Sunday, October 9, 2011
Blanchard Situational Leadership
Situational Leadership theory has many parts to show the different approaches a leader-follower situation has like Directive telling, coaching/selling, participating, and delegating. Looking at all these different approaches, I feel that my manager at the job I have now is very strong in the directive telling approach. She always says that she is up for any opinions and outside input when it comes to solving problems but at the end I always feel like she uses a directive telling approach when she needs something done. Many times she doesn’t even realize that this is the way she handles the situation with me but I believe it’s a natural way for her to distribute tasks to be done without really forming a type of relationship.

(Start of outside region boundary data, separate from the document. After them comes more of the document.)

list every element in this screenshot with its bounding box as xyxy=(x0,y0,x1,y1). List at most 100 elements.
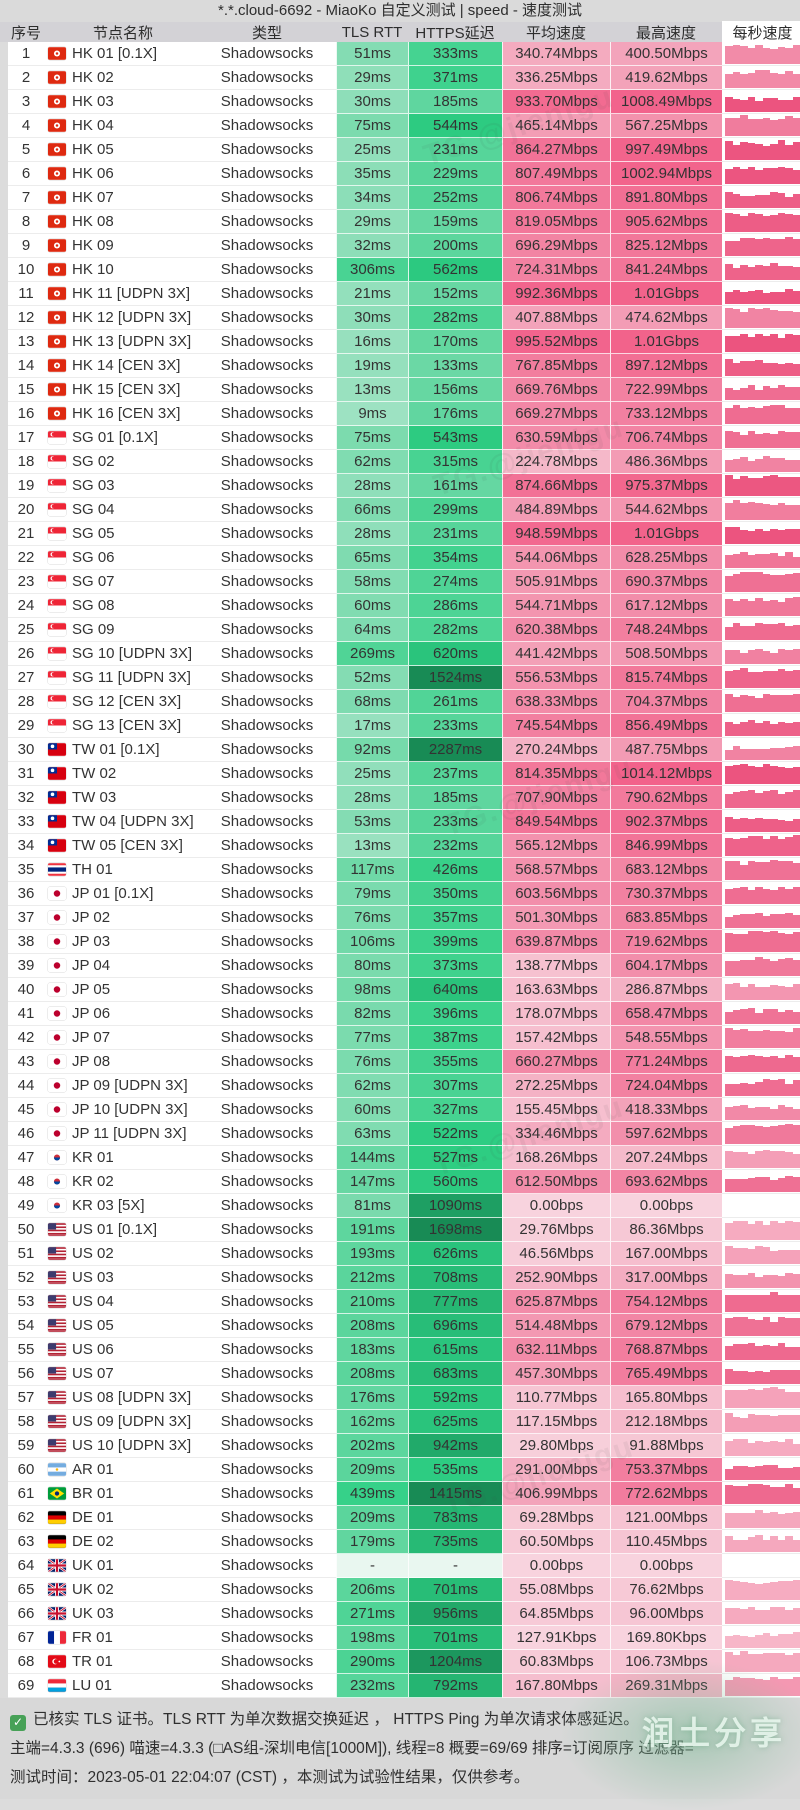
table-row: 57 US 08 [UDPN 3X] Shadowsocks 176ms 592ms 11… xyxy=(8,1386,800,1410)
per-second-speed-bars xyxy=(725,523,800,544)
row-index: 25 xyxy=(8,618,44,642)
speed-sparkline xyxy=(722,1650,800,1674)
tls-rtt-value: 209ms xyxy=(336,1458,408,1482)
speed-sparkline xyxy=(722,618,800,642)
speed-sparkline xyxy=(722,450,800,474)
node-name: HK 10 xyxy=(44,258,198,282)
node-name: HK 05 xyxy=(44,138,198,162)
node-name: UK 01 xyxy=(44,1554,198,1578)
tls-rtt-value: 28ms xyxy=(336,474,408,498)
row-index: 69 xyxy=(8,1674,44,1698)
row-index: 54 xyxy=(8,1314,44,1338)
node-type: Shadowsocks xyxy=(198,1482,336,1506)
node-type: Shadowsocks xyxy=(198,1050,336,1074)
https-delay-value: 237ms xyxy=(408,762,502,786)
https-delay-value: 683ms xyxy=(408,1362,502,1386)
row-index: 12 xyxy=(8,306,44,330)
per-second-speed-bars xyxy=(725,1555,800,1576)
tls-rtt-value: 65ms xyxy=(336,546,408,570)
tls-rtt-value: 64ms xyxy=(336,618,408,642)
flag-jp-icon xyxy=(48,1007,66,1020)
https-delay-value: 735ms xyxy=(408,1530,502,1554)
row-index: 20 xyxy=(8,498,44,522)
per-second-speed-bars xyxy=(725,667,800,688)
tls-rtt-value: 162ms xyxy=(336,1410,408,1434)
node-name-label: SG 05 xyxy=(72,525,115,542)
per-second-speed-bars xyxy=(725,931,800,952)
max-speed-value: 897.12Mbps xyxy=(610,354,722,378)
max-speed-value: 891.80Mbps xyxy=(610,186,722,210)
node-name-label: US 03 xyxy=(72,1269,114,1286)
per-second-speed-bars xyxy=(725,1027,800,1048)
avg-speed-value: 69.28Mbps xyxy=(502,1506,610,1530)
row-index: 18 xyxy=(8,450,44,474)
node-type: Shadowsocks xyxy=(198,1002,336,1026)
avg-speed-value: 630.59Mbps xyxy=(502,426,610,450)
max-speed-value: 997.49Mbps xyxy=(610,138,722,162)
per-second-speed-bars xyxy=(725,1291,800,1312)
avg-speed-value: 29.76Mbps xyxy=(502,1218,610,1242)
speed-sparkline xyxy=(722,306,800,330)
speed-sparkline xyxy=(722,978,800,1002)
per-second-speed-bars xyxy=(725,955,800,976)
node-name-label: JP 11 [UDPN 3X] xyxy=(72,1125,187,1142)
max-speed-value: 902.37Mbps xyxy=(610,810,722,834)
node-name: JP 01 [0.1X] xyxy=(44,882,198,906)
speed-sparkline xyxy=(722,786,800,810)
col-header-https-delay: HTTPS延迟 xyxy=(415,24,495,42)
per-second-speed-bars xyxy=(725,1459,800,1480)
table-row: 5 HK 05 Shadowsocks 25ms 231ms 864.27Mbps 997.… xyxy=(8,138,800,162)
max-speed-value: 1.01Gbps xyxy=(610,522,722,546)
flag-hk-icon xyxy=(48,335,66,348)
node-name-label: HK 09 xyxy=(72,237,114,254)
avg-speed-value: 620.38Mbps xyxy=(502,618,610,642)
table-row: 14 HK 14 [CEN 3X] Shadowsocks 19ms 133ms 767.… xyxy=(8,354,800,378)
table-row: 63 DE 02 Shadowsocks 179ms 735ms 60.50Mbps 110… xyxy=(8,1530,800,1554)
avg-speed-value: 168.26Mbps xyxy=(502,1146,610,1170)
avg-speed-value: 167.80Mbps xyxy=(502,1674,610,1698)
node-name: JP 07 xyxy=(44,1026,198,1050)
tls-rtt-value: 62ms xyxy=(336,450,408,474)
report-footer: ✓ 已核实 TLS 证书。TLS RTT 为单次数据交换延迟 ， HTTPS Pi… xyxy=(0,1698,800,1799)
node-name: HK 08 xyxy=(44,210,198,234)
https-delay-value: 176ms xyxy=(408,402,502,426)
node-name-label: HK 10 xyxy=(72,261,114,278)
flag-jp-icon xyxy=(48,1103,66,1116)
https-delay-value: 232ms xyxy=(408,834,502,858)
row-index: 41 xyxy=(8,1002,44,1026)
table-row: 10 HK 10 Shadowsocks 306ms 562ms 724.31Mbps 84… xyxy=(8,258,800,282)
max-speed-value: 86.36Mbps xyxy=(610,1218,722,1242)
node-type: Shadowsocks xyxy=(198,1362,336,1386)
per-second-speed-bars xyxy=(725,187,800,208)
per-second-speed-bars xyxy=(725,1627,800,1648)
table-row: 28 SG 12 [CEN 3X] Shadowsocks 68ms 261ms 638.… xyxy=(8,690,800,714)
per-second-speed-bars xyxy=(725,595,800,616)
table-row: 13 HK 13 [UDPN 3X] Shadowsocks 16ms 170ms 995… xyxy=(8,330,800,354)
max-speed-value: 121.00Mbps xyxy=(610,1506,722,1530)
flag-sg-icon xyxy=(48,719,66,732)
avg-speed-value: 864.27Mbps xyxy=(502,138,610,162)
https-delay-value: 522ms xyxy=(408,1122,502,1146)
max-speed-value: 604.17Mbps xyxy=(610,954,722,978)
node-type: Shadowsocks xyxy=(198,786,336,810)
flag-us-icon xyxy=(48,1295,66,1308)
table-row: 55 US 06 Shadowsocks 183ms 615ms 632.11Mbps 76… xyxy=(8,1338,800,1362)
https-delay-value: 355ms xyxy=(408,1050,502,1074)
per-second-speed-bars xyxy=(725,403,800,424)
node-name: AR 01 xyxy=(44,1458,198,1482)
flag-jp-icon xyxy=(48,1127,66,1140)
node-name: HK 03 xyxy=(44,90,198,114)
table-row: 65 UK 02 Shadowsocks 206ms 701ms 55.08Mbps 76.… xyxy=(8,1578,800,1602)
table-row: 45 JP 10 [UDPN 3X] Shadowsocks 60ms 327ms 155… xyxy=(8,1098,800,1122)
node-name-label: SG 13 [CEN 3X] xyxy=(72,717,182,734)
speed-sparkline xyxy=(722,210,800,234)
node-name: HK 01 [0.1X] xyxy=(44,42,198,66)
avg-speed-value: 632.11Mbps xyxy=(502,1338,610,1362)
report-title: *.*.cloud-6692 - MiaoKo 自定义测试 | speed - … xyxy=(0,0,800,22)
tls-rtt-value: 29ms xyxy=(336,66,408,90)
max-speed-value: 771.24Mbps xyxy=(610,1050,722,1074)
avg-speed-value: 568.57Mbps xyxy=(502,858,610,882)
row-index: 47 xyxy=(8,1146,44,1170)
node-type: Shadowsocks xyxy=(198,642,336,666)
avg-speed-value: 806.74Mbps xyxy=(502,186,610,210)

I think for me as the receiver it hurts my feelings at times because as a boss she isn’t willing to listen to peoples feeling or opinions she is just in her own world where she needs this main task done so she directly tells you, the follower to complete it. On the other hand my assistant manager is very different in her approach. Even though she too assigns tasks to be done, the way she approaches it is , by a delegating way. When she asks you to complete a task, you can always feel that she asks you not commands for the task to be completed. I feel the assistant manager tries to form less task oriented relationships with her followers and more relationship oriented ones.
Contingency Theory Vs. Situational Leadership
The contingency Theory is when a leadership role is divided in two different orientations. There is a task orientation and relationship orientation. Task orientation is when a leader doesn’t really form a relationship with their followers but just has an assign, obey relationship. The leader assigns a task in a directive way and expects it to be completed by the follower without really forming a relationship with them beforehand. Also relationship based is when leaders and followers develop relationships based on social exchanges. Leader has to decide what to share with the follower because of time and resources limited on dyadic relationship. For example when I was seventeen, I worked in Forever 21 and my boss liked to have a tasked oriented relationship with her employees. Half of the time I worked there, she couldn’t even remember my name and referred to me as “you girl” when she needed to assign a task. Fiedler’s situational leadership took the contingency theory into more depth by explaining more about the different parts of relationship orientation and task orientation like Directive telling approach, coaching/selling approach, participating and delegating. The coaching/selling approach and participating is part of the relationship orientation and the directive telling and delegating approach is part of the task orientation. When I used to work in a catering company my boss always knew if he wanted me to help him achieve a goal he would use the selling approach because I am a big believer in “you have to give something to get something in return.”